Google’s August 2024 update intensifies its focus on SEO EEAT by highlighting content creators as pivotal in search results. Explore how this emphasis can refine your Google SEO strategy and align with the latest EEAT guidelines to boost authority and visibility
E-E-A-T stands for Experience, Expertise, Authoritativeness, and Trustworthiness, and is a set of criteria Google uses to evaluate the quality of content and its creators. This concept is particularly important for content related to specific topics. “Experience” assesses the firsthand knowledge a creator brings to the topic, while “Expertise” evaluates the depth of knowledge on the subject. “Authoritativeness” refers to the creator’s or website’s reputation in the field, and “Trustworthiness” gauges the reliability and credibility of the information presented. Together, these factors influence how Google ranks content, aiming to provide users with the most accurate and trustworthy information available
Google recognizes content creators: A breakthrough for E-E-A-T and SEO
Google now highlights content creators as trusted sources in search results. Here’s why this matters for E-E-A-T and how SEOs can benefit.
Google is explicitly identifying people it understands to be content creators.
This article by Jason Barnard published on September 25, 2024 explains how we know that Google is recognizing content creators, why it’s important and what SEO professionals need to do in response.
Google’s growing recognition of content creator entities
I recently discovered Knowledge Panel subtitles like “Content Creator (Medicine)” and “Content Creator (Travel)” in the SERPs.
This shows Google’s explicit identification of individuals as authoritative content creators within specific fields.
This is a significant E-E-A-T development for content creators as it gives visible and meaningful proof that Google has recognized them as credible sources of information on a specific topic.
It’s also a huge advantage in modern SEO, since the person’s content is more likely to appear in today’s search results and tomorrow’s AI-powered assistants.
Here are some examples from the Kalicube Pro dataset (tracking over 17 million person entities) for content creator topics:
- Agriculture, Animals, Art, Automobiles.
- Baking, Baseball, Beauty, Bodybuilding, Boxing.
- Camping, Cats, Coaching, Cooking, Cosmetics, Cricket, Cryptocurrency.
- Dancing, Dogs.
- Fashion, Fashion, Finances, Fishing, Food.
- Gambling, Games, Geography, Gymnastics.
- Health, Hiking, History, Humor.
- Interior design, Investing, Jazz, Law.
- Magic, Markets, Martial arts, Medicine, Mental health, Music.
- Nutrition, Painting, Parenting, Physical fitness, Politics, Psychology.
- Racing, Real Estate, Religion.
- Science, Shopping, Skincare, Soccer, Stand-up comedy, Surfing.

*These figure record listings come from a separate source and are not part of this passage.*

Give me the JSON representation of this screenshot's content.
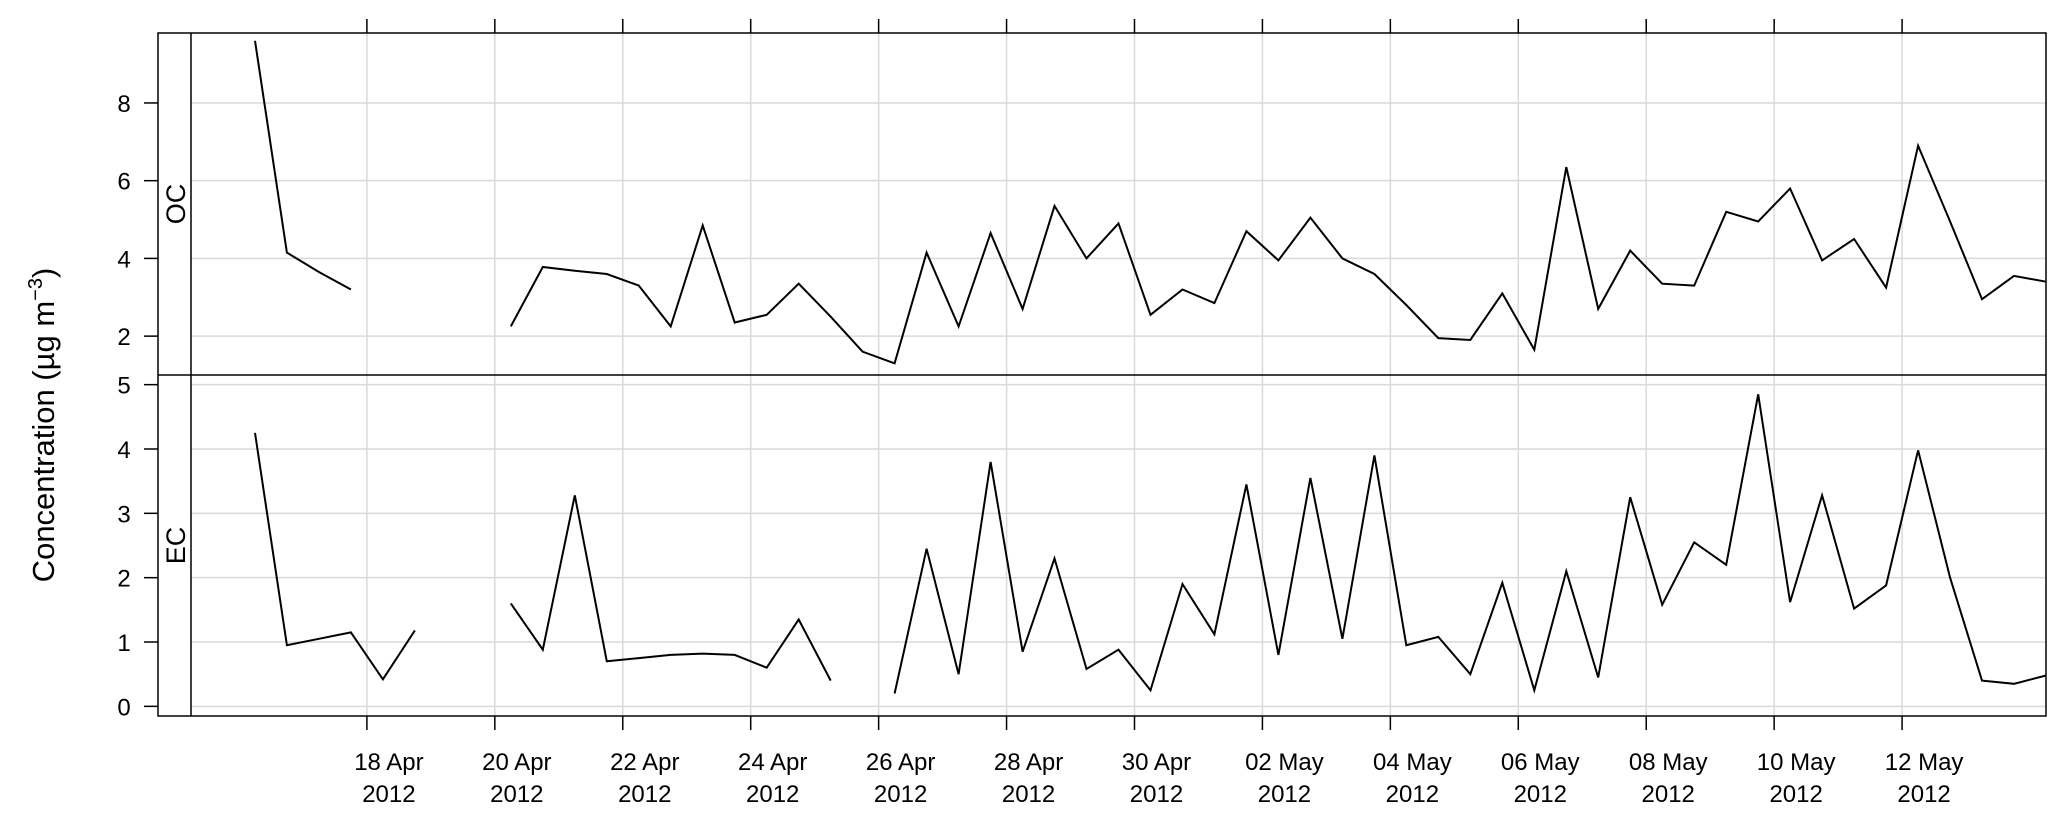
{
  "chart_data": {
    "type": "line",
    "ylabel": {
      "main": "Concentration (µg m",
      "exponent": "−3",
      "close": ")"
    },
    "x_ticks": [
      {
        "date": "2012-04-18",
        "line1": "18 Apr",
        "line2": "2012"
      },
      {
        "date": "2012-04-20",
        "line1": "20 Apr",
        "line2": "2012"
      },
      {
        "date": "2012-04-22",
        "line1": "22 Apr",
        "line2": "2012"
      },
      {
        "date": "2012-04-24",
        "line1": "24 Apr",
        "line2": "2012"
      },
      {
        "date": "2012-04-26",
        "line1": "26 Apr",
        "line2": "2012"
      },
      {
        "date": "2012-04-28",
        "line1": "28 Apr",
        "line2": "2012"
      },
      {
        "date": "2012-04-30",
        "line1": "30 Apr",
        "line2": "2012"
      },
      {
        "date": "2012-05-02",
        "line1": "02 May",
        "line2": "2012"
      },
      {
        "date": "2012-05-04",
        "line1": "04 May",
        "line2": "2012"
      },
      {
        "date": "2012-05-06",
        "line1": "06 May",
        "line2": "2012"
      },
      {
        "date": "2012-05-08",
        "line1": "08 May",
        "line2": "2012"
      },
      {
        "date": "2012-05-10",
        "line1": "10 May",
        "line2": "2012"
      },
      {
        "date": "2012-05-12",
        "line1": "12 May",
        "line2": "2012"
      }
    ],
    "x_range": [
      "2012-04-15T06:00",
      "2012-05-14T06:00"
    ],
    "grid": true,
    "panels": [
      {
        "name": "OC",
        "ylim": [
          1,
          9.8
        ],
        "yticks": [
          2,
          4,
          6,
          8
        ],
        "series": [
          [
            [
              "2012-04-16T06:00",
              9.6
            ],
            [
              "2012-04-16T18:00",
              4.15
            ],
            [
              "2012-04-17T06:00",
              3.65
            ],
            [
              "2012-04-17T18:00",
              3.2
            ]
          ],
          [
            [
              "2012-04-20T06:00",
              2.25
            ],
            [
              "2012-04-20T18:00",
              3.78
            ],
            [
              "2012-04-21T06:00",
              3.68
            ],
            [
              "2012-04-21T18:00",
              3.6
            ],
            [
              "2012-04-22T06:00",
              3.3
            ],
            [
              "2012-04-22T18:00",
              2.25
            ],
            [
              "2012-04-23T06:00",
              4.85
            ],
            [
              "2012-04-23T18:00",
              2.35
            ],
            [
              "2012-04-24T06:00",
              2.55
            ],
            [
              "2012-04-24T18:00",
              3.35
            ],
            [
              "2012-04-25T06:00",
              2.5
            ],
            [
              "2012-04-25T18:00",
              1.6
            ],
            [
              "2012-04-26T06:00",
              1.3
            ],
            [
              "2012-04-26T18:00",
              4.15
            ],
            [
              "2012-04-27T06:00",
              2.25
            ],
            [
              "2012-04-27T18:00",
              4.65
            ],
            [
              "2012-04-28T06:00",
              2.7
            ],
            [
              "2012-04-28T18:00",
              5.35
            ],
            [
              "2012-04-29T06:00",
              4.0
            ],
            [
              "2012-04-29T18:00",
              4.9
            ],
            [
              "2012-04-30T06:00",
              2.55
            ],
            [
              "2012-04-30T18:00",
              3.2
            ],
            [
              "2012-05-01T06:00",
              2.85
            ],
            [
              "2012-05-01T18:00",
              4.7
            ],
            [
              "2012-05-02T06:00",
              3.95
            ],
            [
              "2012-05-02T18:00",
              5.05
            ],
            [
              "2012-05-03T06:00",
              4.0
            ],
            [
              "2012-05-03T18:00",
              3.6
            ],
            [
              "2012-05-04T06:00",
              2.8
            ],
            [
              "2012-05-04T18:00",
              1.95
            ],
            [
              "2012-05-05T06:00",
              1.9
            ],
            [
              "2012-05-05T18:00",
              3.1
            ],
            [
              "2012-05-06T06:00",
              1.65
            ],
            [
              "2012-05-06T18:00",
              6.35
            ],
            [
              "2012-05-07T06:00",
              2.7
            ],
            [
              "2012-05-07T18:00",
              4.2
            ],
            [
              "2012-05-08T06:00",
              3.35
            ],
            [
              "2012-05-08T18:00",
              3.3
            ],
            [
              "2012-05-09T06:00",
              5.2
            ],
            [
              "2012-05-09T18:00",
              4.95
            ],
            [
              "2012-05-10T06:00",
              5.8
            ],
            [
              "2012-05-10T18:00",
              3.95
            ],
            [
              "2012-05-11T06:00",
              4.5
            ],
            [
              "2012-05-11T18:00",
              3.25
            ],
            [
              "2012-05-12T06:00",
              6.9
            ],
            [
              "2012-05-12T18:00",
              4.95
            ],
            [
              "2012-05-13T06:00",
              2.95
            ],
            [
              "2012-05-13T18:00",
              3.55
            ],
            [
              "2012-05-14T06:00",
              3.4
            ]
          ]
        ]
      },
      {
        "name": "EC",
        "ylim": [
          -0.15,
          5.15
        ],
        "yticks": [
          0,
          1,
          2,
          3,
          4,
          5
        ],
        "series": [
          [
            [
              "2012-04-16T06:00",
              4.25
            ],
            [
              "2012-04-16T18:00",
              0.95
            ],
            [
              "2012-04-17T06:00",
              1.05
            ],
            [
              "2012-04-17T18:00",
              1.15
            ],
            [
              "2012-04-18T06:00",
              0.42
            ],
            [
              "2012-04-18T18:00",
              1.18
            ]
          ],
          [
            [
              "2012-04-20T06:00",
              1.6
            ],
            [
              "2012-04-20T18:00",
              0.88
            ],
            [
              "2012-04-21T06:00",
              3.28
            ],
            [
              "2012-04-21T18:00",
              0.7
            ],
            [
              "2012-04-22T06:00",
              0.75
            ],
            [
              "2012-04-22T18:00",
              0.8
            ],
            [
              "2012-04-23T06:00",
              0.82
            ],
            [
              "2012-04-23T18:00",
              0.8
            ],
            [
              "2012-04-24T06:00",
              0.6
            ],
            [
              "2012-04-24T18:00",
              1.35
            ],
            [
              "2012-04-25T06:00",
              0.4
            ]
          ],
          [
            [
              "2012-04-26T06:00",
              0.2
            ],
            [
              "2012-04-26T18:00",
              2.45
            ],
            [
              "2012-04-27T06:00",
              0.5
            ],
            [
              "2012-04-27T18:00",
              3.8
            ],
            [
              "2012-04-28T06:00",
              0.85
            ],
            [
              "2012-04-28T18:00",
              2.3
            ],
            [
              "2012-04-29T06:00",
              0.58
            ],
            [
              "2012-04-29T18:00",
              0.88
            ],
            [
              "2012-04-30T06:00",
              0.25
            ],
            [
              "2012-04-30T18:00",
              1.9
            ],
            [
              "2012-05-01T06:00",
              1.12
            ],
            [
              "2012-05-01T18:00",
              3.45
            ],
            [
              "2012-05-02T06:00",
              0.8
            ],
            [
              "2012-05-02T18:00",
              3.55
            ],
            [
              "2012-05-03T06:00",
              1.05
            ],
            [
              "2012-05-03T18:00",
              3.9
            ],
            [
              "2012-05-04T06:00",
              0.95
            ],
            [
              "2012-05-04T18:00",
              1.08
            ],
            [
              "2012-05-05T06:00",
              0.5
            ],
            [
              "2012-05-05T18:00",
              1.92
            ],
            [
              "2012-05-06T06:00",
              0.25
            ],
            [
              "2012-05-06T18:00",
              2.1
            ],
            [
              "2012-05-07T06:00",
              0.45
            ],
            [
              "2012-05-07T18:00",
              3.25
            ],
            [
              "2012-05-08T06:00",
              1.58
            ],
            [
              "2012-05-08T18:00",
              2.55
            ],
            [
              "2012-05-09T06:00",
              2.2
            ],
            [
              "2012-05-09T18:00",
              4.85
            ],
            [
              "2012-05-10T06:00",
              1.62
            ],
            [
              "2012-05-10T18:00",
              3.28
            ],
            [
              "2012-05-11T06:00",
              1.52
            ],
            [
              "2012-05-11T18:00",
              1.88
            ],
            [
              "2012-05-12T06:00",
              3.98
            ],
            [
              "2012-05-12T18:00",
              2.0
            ],
            [
              "2012-05-13T06:00",
              0.4
            ],
            [
              "2012-05-13T18:00",
              0.35
            ],
            [
              "2012-05-14T06:00",
              0.48
            ]
          ]
        ]
      }
    ]
  }
}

- Technology, Toys, Travel, Vegetarianism, Video games, Volleyball.
- Weather, Weight loss, Wildlife, Wrestling.
Why this is important to E-E-A-T in SEO
E-E-A-T takes on real (measurable) meaning when Google identifies people it considers authoritative on a topic and can confidently link them to the content they create.
This places us firmly in the era of what I call modern SEO, where, in addition to optimizing the content (traditional SEO), optimizing the content creator and website publisher entities is necessary.
The logic is simple and irrefutable, given the data and the Google leak.
In order for Google’s algorithms to apply any E-E-A-T credibility signals, they need to understand the entity and the relationship between that entity and the web pages it creates or that provide information about it.
This is a zero-sum game. Without explicit understanding, the entity’s E-E-A-T credibility signals (links, awards, qualifications, reviews, testimonials, media coverage, etc.) will have no effect.